Under the Fujitsu-SMU Urban Computing and Engineering (UNiCEN) Corp Lab, SMU has undertaken the Digital Platform Experimentation (DigiPlex) project with Fujitsu. The project was carried out using the Digital Annealer (DA), a quantum inspired-technology inspired by Fujitsu. Through the DigiPlex project, certain challenges in solving constrained optimization problems using such technology, and promising methods on tuning of the underlying model parameters to improve run time performance, have been identified. This project aims at developing hyper parameter tuning methodology, machine learning techniques, operations research algorithms, and software tools to enhance quantum-inspired techniques for solving large scale real-world combinatorial optimization problems.
This project aims to develop Fast-Adapted Neural Networks (FANNs) and provide specific solutions to equipping the Advanced Manufacturing and Engineering (AME) systems with FANNs. It considers a wide range of AME application examples such as visual inspection of new product parts and automated identification of product defects. It will improve the yield rate and reduce manufacturing costs, when FANNs-based devices are widely installed in the design, layout, fabrication, assembly, and testing processes of production lines. This research is supported by A*STAR under its AME YIRG Grant (Project No. A20E6c0101).
This collaboration with Coleridge Initiative aims to develop entity linking models that automatically identify datasets used in research publications to perform context-rich search and recommendation on research repositories.
Smart systems are increasingly dependent on machine learning frameworks for their feature implementation. These frameworks are built on top of many third-party libraries, which depend on many others. Simply trusting and reusing a framework poses a security risk as the framework and third-party libraries it depends on can contain exploitable vulnerabilities. To mitigate this risk, this project will create an advanced solution that identifies vulnerabilities in popular machine learning frameworks.
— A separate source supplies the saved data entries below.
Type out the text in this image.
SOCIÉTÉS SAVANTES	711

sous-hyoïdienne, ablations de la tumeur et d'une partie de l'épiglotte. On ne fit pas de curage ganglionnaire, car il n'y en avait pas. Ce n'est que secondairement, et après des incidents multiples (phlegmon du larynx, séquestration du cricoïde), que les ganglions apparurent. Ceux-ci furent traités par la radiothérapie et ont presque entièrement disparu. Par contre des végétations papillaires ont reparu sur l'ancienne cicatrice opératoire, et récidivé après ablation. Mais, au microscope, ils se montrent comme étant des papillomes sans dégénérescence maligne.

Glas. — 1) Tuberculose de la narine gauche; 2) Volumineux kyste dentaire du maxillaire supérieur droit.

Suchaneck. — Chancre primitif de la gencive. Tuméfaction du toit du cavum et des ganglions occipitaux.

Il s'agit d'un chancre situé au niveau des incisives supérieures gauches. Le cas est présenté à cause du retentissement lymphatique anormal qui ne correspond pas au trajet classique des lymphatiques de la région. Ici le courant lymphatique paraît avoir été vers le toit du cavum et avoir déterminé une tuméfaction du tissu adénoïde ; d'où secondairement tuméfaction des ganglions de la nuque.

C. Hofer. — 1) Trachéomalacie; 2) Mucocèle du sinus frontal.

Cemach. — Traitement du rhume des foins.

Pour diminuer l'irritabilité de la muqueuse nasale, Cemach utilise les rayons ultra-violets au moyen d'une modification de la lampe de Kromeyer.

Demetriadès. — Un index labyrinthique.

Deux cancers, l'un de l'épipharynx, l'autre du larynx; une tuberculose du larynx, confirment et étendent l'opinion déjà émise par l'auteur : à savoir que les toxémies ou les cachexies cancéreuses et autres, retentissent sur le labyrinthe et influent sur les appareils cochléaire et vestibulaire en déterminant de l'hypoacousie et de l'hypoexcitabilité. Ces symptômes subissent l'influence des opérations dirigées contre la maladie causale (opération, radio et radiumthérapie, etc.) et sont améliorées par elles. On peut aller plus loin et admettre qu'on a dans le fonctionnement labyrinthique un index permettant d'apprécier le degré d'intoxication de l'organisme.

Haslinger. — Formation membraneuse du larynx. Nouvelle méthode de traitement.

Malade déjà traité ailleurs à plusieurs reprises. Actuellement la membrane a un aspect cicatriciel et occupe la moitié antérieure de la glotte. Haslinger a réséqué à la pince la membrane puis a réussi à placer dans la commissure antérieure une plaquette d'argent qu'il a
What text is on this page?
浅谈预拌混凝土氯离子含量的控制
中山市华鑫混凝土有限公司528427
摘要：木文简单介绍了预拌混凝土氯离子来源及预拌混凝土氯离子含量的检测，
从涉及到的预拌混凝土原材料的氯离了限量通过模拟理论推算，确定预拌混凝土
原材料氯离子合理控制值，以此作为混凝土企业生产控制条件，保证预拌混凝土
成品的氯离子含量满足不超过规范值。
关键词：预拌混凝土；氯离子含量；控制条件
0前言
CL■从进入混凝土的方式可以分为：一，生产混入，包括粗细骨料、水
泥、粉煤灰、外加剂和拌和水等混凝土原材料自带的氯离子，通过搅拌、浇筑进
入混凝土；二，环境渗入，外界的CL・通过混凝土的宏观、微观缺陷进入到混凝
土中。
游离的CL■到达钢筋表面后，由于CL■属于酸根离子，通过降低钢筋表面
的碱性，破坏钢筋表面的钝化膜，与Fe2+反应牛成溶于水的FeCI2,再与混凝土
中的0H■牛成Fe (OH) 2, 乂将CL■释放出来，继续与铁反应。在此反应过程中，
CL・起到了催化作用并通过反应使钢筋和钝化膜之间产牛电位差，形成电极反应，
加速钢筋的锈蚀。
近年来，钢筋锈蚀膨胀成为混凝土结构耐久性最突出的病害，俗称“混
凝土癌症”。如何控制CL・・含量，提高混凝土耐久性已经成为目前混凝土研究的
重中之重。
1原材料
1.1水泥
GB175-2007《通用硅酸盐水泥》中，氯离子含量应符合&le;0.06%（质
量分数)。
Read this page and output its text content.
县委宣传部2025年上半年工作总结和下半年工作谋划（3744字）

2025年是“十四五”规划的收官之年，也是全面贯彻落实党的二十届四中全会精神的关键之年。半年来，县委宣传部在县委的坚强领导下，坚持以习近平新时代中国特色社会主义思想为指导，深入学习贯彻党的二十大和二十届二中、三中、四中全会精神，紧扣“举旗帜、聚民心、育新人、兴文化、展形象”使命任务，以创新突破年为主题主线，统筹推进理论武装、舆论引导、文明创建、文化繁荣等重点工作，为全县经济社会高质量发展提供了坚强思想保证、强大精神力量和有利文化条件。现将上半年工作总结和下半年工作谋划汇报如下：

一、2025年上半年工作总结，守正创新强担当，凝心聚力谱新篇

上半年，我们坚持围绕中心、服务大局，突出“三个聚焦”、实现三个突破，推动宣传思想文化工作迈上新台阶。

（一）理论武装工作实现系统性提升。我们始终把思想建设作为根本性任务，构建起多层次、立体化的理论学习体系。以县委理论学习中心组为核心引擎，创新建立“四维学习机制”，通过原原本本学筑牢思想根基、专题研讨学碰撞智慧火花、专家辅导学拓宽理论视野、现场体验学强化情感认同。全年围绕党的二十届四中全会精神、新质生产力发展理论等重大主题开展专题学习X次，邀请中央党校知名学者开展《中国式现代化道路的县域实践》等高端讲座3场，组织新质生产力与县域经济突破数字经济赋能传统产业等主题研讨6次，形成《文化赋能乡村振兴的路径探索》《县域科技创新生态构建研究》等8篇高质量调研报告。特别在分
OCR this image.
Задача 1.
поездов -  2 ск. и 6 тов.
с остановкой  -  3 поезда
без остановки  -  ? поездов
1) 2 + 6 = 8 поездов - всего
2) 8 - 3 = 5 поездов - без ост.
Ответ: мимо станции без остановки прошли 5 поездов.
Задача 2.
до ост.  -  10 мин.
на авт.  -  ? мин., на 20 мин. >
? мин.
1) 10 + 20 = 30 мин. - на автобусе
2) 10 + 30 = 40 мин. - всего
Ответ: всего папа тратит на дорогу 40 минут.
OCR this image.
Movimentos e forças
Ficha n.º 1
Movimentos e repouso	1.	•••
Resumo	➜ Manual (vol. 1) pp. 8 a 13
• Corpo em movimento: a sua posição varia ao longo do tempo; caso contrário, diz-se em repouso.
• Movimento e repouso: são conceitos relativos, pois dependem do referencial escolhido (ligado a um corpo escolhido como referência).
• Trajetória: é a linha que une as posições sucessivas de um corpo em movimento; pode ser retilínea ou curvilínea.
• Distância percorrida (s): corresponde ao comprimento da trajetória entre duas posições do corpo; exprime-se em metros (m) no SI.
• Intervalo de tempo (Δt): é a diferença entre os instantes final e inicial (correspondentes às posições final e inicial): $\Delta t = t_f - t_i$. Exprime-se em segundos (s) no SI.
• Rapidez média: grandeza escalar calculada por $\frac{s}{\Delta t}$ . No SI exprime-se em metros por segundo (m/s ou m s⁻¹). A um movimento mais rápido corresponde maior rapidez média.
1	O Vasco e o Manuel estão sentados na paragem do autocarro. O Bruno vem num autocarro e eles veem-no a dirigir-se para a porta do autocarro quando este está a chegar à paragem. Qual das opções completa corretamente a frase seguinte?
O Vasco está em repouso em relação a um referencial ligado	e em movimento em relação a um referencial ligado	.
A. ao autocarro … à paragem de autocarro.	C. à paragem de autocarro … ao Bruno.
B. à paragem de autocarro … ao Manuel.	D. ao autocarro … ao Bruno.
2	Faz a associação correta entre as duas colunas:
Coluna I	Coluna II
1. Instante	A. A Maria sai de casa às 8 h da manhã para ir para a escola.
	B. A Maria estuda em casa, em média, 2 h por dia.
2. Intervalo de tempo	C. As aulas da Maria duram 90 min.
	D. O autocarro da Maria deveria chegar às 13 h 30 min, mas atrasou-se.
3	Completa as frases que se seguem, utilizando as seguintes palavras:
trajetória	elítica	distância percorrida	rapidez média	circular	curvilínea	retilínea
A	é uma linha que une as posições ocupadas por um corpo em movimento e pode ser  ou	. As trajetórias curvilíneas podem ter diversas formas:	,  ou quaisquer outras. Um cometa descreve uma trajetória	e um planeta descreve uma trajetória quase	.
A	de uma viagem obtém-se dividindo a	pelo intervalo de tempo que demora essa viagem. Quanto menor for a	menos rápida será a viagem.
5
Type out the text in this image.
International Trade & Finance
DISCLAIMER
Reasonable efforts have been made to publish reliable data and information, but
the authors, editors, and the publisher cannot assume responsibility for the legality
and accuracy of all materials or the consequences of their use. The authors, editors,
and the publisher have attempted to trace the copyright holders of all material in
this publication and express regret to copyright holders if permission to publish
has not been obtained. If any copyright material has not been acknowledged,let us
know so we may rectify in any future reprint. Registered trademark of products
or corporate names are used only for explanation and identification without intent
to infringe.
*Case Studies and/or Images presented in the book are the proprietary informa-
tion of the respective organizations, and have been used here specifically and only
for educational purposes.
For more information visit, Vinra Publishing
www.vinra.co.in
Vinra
This research collaboration with Zhejiang University seeks to unlock the power of large software data stored in open software repositories for automating three common software development tasks: coding (code completion), commenting (code summarization), and identification of software defects (defect prediction).
Singlish is an English Creole language used in Singapore and it is evolving. New words have been introduced from time to time making it difficult to track the development of this language. With Singlish being used largely in informal conversations, it is extremely challenging for any linguistic expert to keep track of its changes. It is therefore necessary to combine machine learning and human expertise in a crowdsourcing approach to construct and maintain a Singlish dictionary at speed and scale, with reasonable quality. This project will use a combination of machine learning and human efforts in a crowdsourcing approach to learn Singlish words so as to build some sort of Singlish dictionary.
Software developers often make use of a method called satisfiability modulo theories (SMT) for program testing, analysis and verification. Unfortunately, SMT has its limitations as it is ineffective for large software that are usually more complicated. As such, the collaborative project with Huawei, aims to develop new constraint solving techniques based on optimization to improve the effectiveness and efficiency of testing and formal verification of software, so that it can be used on large software as well.
The K-EMERGE research programme, funded by the RIE2020 Advanced Manufacturing and Engineering Programmatic Grant, proposes a knowledge-based AI approach, complemented by advances in deep-learning NLP methods, to address the need for AI systems that are able to perform deep inference for expert-level diagnosis, explanation, instruction, and decision aiding in the context of complex physical systems. As part of the K-EMERGE programme, this project undertaken by SMU aims to develop computational models and technologies for representation, modelling and learning of domain knowledge extracted from text-based technical documents.
Through usage of city-scale commuting data (e.g., public transport records captured by smart card EZLink) to perform multimodal data analysis, this project seeks to answer following questions:
- Question 1: when and where do people commute (related to trip prediction)
- Question 2: how they commute (related to recovery of the exact routes taken by commuters inside the MRT network)
- Question 3: why they commute (related to inference of trip purposes)
A novel parallel framework named CONQUEROR is proposed in this project to support large scale concurrent graph query processing. The framework is built upon the popular heterogeneous architecture, which consists of both CPUs (central processing units) and GPUs (graphics processing units), and they aim to develop a set of novel parallel approaches to fully harness the unique characteristics of the heterogenous platform for processing millions of graph queries concurrently.